Directed by: James Mangold || Produced by: Lauren Shuler Donner, Hugh Jackman, Hutch parker, John Palermo
Screenplay by: Mark Bomback, Scott Frank || Starring: Hugh Jackman, Tao Okamoto, Rila Fukushima, Hiroyuki Sanada, Svetlana Khodchenkova, Will Yun Lee, Haruhiko Yamanouchi, Brian Tee, Famke Janssen
Music by: Marco Beltrami || Cinematography: Ross Emery || Editing by: Michael McCusker || Country: United States, Australia || Language: English, Japanese
Running Time: 126 minutes
The X-Men film series has experienced a roller-coaster ride of ups and downs through the years, with the adventure starting way back in 2000 with the original X-Men, starring superheros Wolverine, Cyclops, Storm, Jean Grey, Rogue, and Professor X, as well as nemesis Magneto and his cronies, Sabretooth, Mystique, and Toad. It was quite the superhero-ensemble, and things got even better with X2: X-Men United (2003) three years later, adding some new baddies, as well as fan favorite, Nightcrawler.
Then, however, things took a turn for the worse as the series switched directors from Bryan Singer to director-for-hire, Brett Ratner (the Rush Hour films [1998, 2001, 2007]), for X-Men: The Last Stand, and the series bloated from the sloppy combination of two different plots (The Dark Phoenix Saga  and Gifted ). This downward trend continued into even more laughable territory with the widely criticized X-Men Origins: Wolverine (2009), ridiculed for its over-the-top style and melodramatic plot. Finally, the series appeared to get a hold of itself with the well-received X-Men: First Class (2011), which went back to the series’ roots of prejudice and social unrest, detailing the early lives and adventures of young Professor X and Magneto with a much younger cast.
And that brings us, at last, to The Wolverine. What perked interest in this latest X-flick was the allure that it might be the film Origins should’ve been — namely, a focused, Wolverine-centric story that took itself seriously. With those and only those expectations in mind, The Wolverine is undoubtedly a success. Its action and characterizations are far better, while the ridiculous antics of Origins are nowhere to be found. With that said, Origins is a low bar to compare this latest film to, so with that on the table, how good is Wolverine’s latest adventure from a more levelheaded, objective standpoint?

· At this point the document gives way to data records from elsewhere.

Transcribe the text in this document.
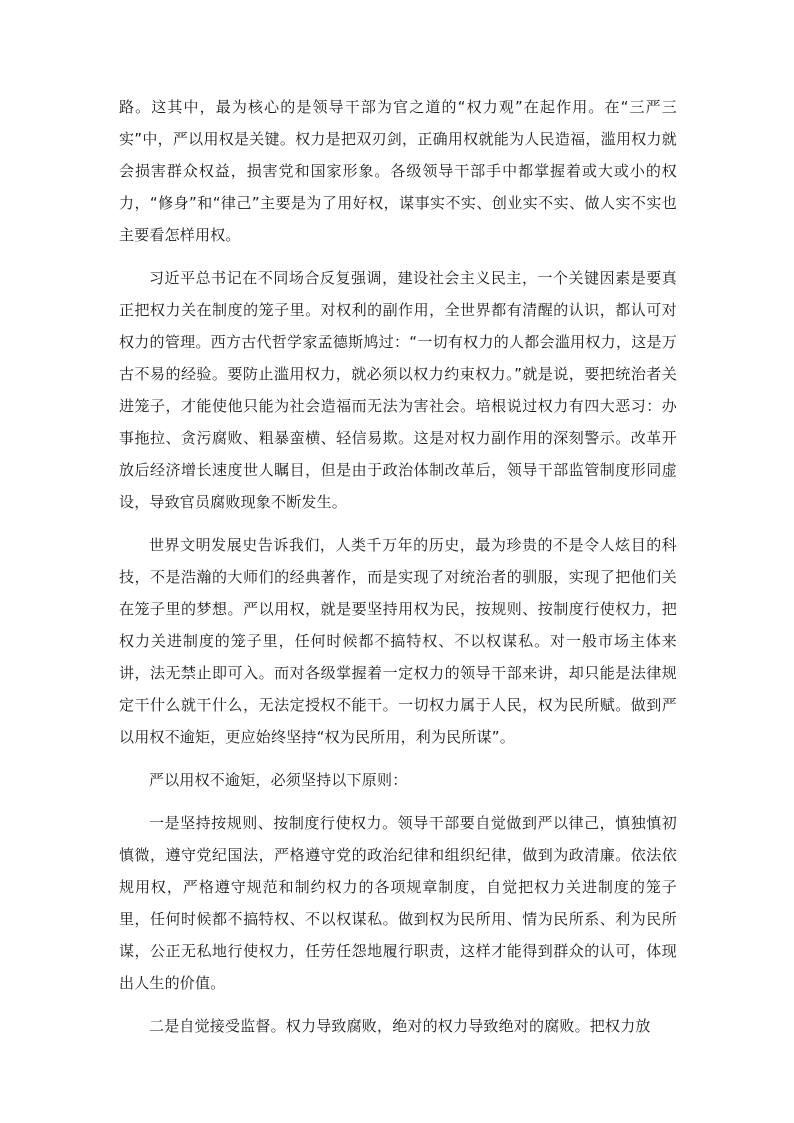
路。这其中，最为核心的是领导干部为官之道的“权力观”在起作用。在“三严三实”中，严以用权是关键。权力是把双刃剑，正确用权就能为人民造福，滥用权力就会损害群众权益，损害党和国家形象。各级领导干部手中都掌握着或大或小的权力，“修身”和“律己”主要是为了用好权，谋事实不实、创业实不实、做人实不实也主要看怎样用权。

习近平总书记在不同场合反复强调，建设社会主义民主，一个关键因素是要真正把权力关在制度的笼子里。对权利的副作用，全世界都有清醒的认识，都认可对权力的管理。西方古代哲学家孟德斯鸠过：“一切有权力的人都会滥用权力，这是万古不易的经验。要防止滥用权力，就必须以权力约束权力。”就是说，要把统治者关进笼子，才能使他只能为社会造福而无法为害社会。培根说过权力有四大恶习：办事拖拉、贪污腐败、粗暴蛮横、轻信易欺。这是对权力副作用的深刻警示。改革开放后经济增长速度世人瞩目，但是由于政治体制改革后，领导干部监管制度形同虚设，导致官员腐败现象不断发生。

世界文明发展史告诉我们，人类千万年的历史，最为珍贵的不是令人炫目的科技，不是浩瀚的大师们的经典著作，而是实现了对统治者的驯服，实现了把他们关在笼子里的梦想。严以用权，就是要坚持用权为民，按规则、按制度行使权力，把权力关进制度的笼子里，任何时候都不搞特权、不以权谋私。对一般市场主体来讲，法无禁止即可入。而对各级掌握着一定权力的领导干部来讲，却只能是法律规定干什么就干什么，无法定授权不能干。一切权力属于人民，权为民所赋。做到严以用权不逾矩，更应始终坚持“权为民所用，利为民所谋”。

严以用权不逾矩，必须坚持以下原则：

一是坚持按规则、按制度行使权力。领导干部要自觉做到严以律己，慎独慎初慎微，遵守党纪国法，严格遵守党的政治纪律和组织纪律，做到为政清廉。依法依规用权，严格遵守规范和制约权力的各项规章制度，自觉把权力关进制度的笼子里，任何时候都不搞特权、不以权谋私。做到权为民所用、情为民所系、利为民所谋，公正无私地行使权力，任劳任怨地履行职责，这样才能得到群众的认可，体现出人生的价值。

二是自觉接受监督。权力导致腐败，绝对的权力导致绝对的腐败。把权力放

It’s not a bad film, all things considered. Sure, there are some over-the-top aspects here and there, and the plot is not well conveyed, but Wolverine’s interesting and likable character feels much more at home in this grounded, mature environment. It also doesn’t hurt that Hugh Jackman’s supporting cast is strong, as his Japanese sidekicks are interesting and have depth. Both Rila Fukushima and Tao Okamoto do good jobs as Jackman’s sidekick and love interest, respectively, and they help their lead carry the film through much of its confusing story.
The Wolverine suffers when it comes to its antagonists. Svetlana Khodchenkova as Viper is distractingly awful in every scene in which she stars. Her character is poorly drawn, her lines are bad, and she recites them badly as well. Also, there isn’t much overarching villainy until the main antagonist is revealed at the end. It’s mostly Jackman, Fukushima, and Okamoto fighting a bunch of faceless henchmen for most of the movie. That might’ve been alright if for not how poorly the movie’s plot is communicated. The Wolverine’s odd choice to include multiple bad-guy organizations competing with each other comes across as confusing and needlessly complex. This movie was begging for a simpler, more effective plot that just wasn’t there.
In light of that, The Wolverine still rides high on its action scenes and, of course, Jackman’s likable performance as everybody’s favorite X-Man. His arc is satisfying despite the inconsistencies with the plot and the villains. The hallucination scenes are well implemented and do much to illustrate the state of Jackman’s emotional health.
Altogether, The Wolverine is a fun, if uneven, action flick that’s sure to please fans of the comics and of the X-Men film series. Jackman’s latest adventure is lean, well paced, well grounded, and is highlighted by Jackman’s highbrow performance and some impressive action sequences. It’s a step in the right direction, if nothing else.
SUMMARY & RECOMMENDATION: Jackman shows he still has what it takes to unleash the beast within. The Wolverine is well paced, features excellent action sequences, and is bolstered by strong supporting performances from Fukushima and Okamoto.
— However… there are some issues with the villains, especially Viper, and the lack of a well defined, threatening bad guy hurts the film for much of its running time. The story is confusing.
? What the hell happened in the end-credits sequence, and has that ever been explained?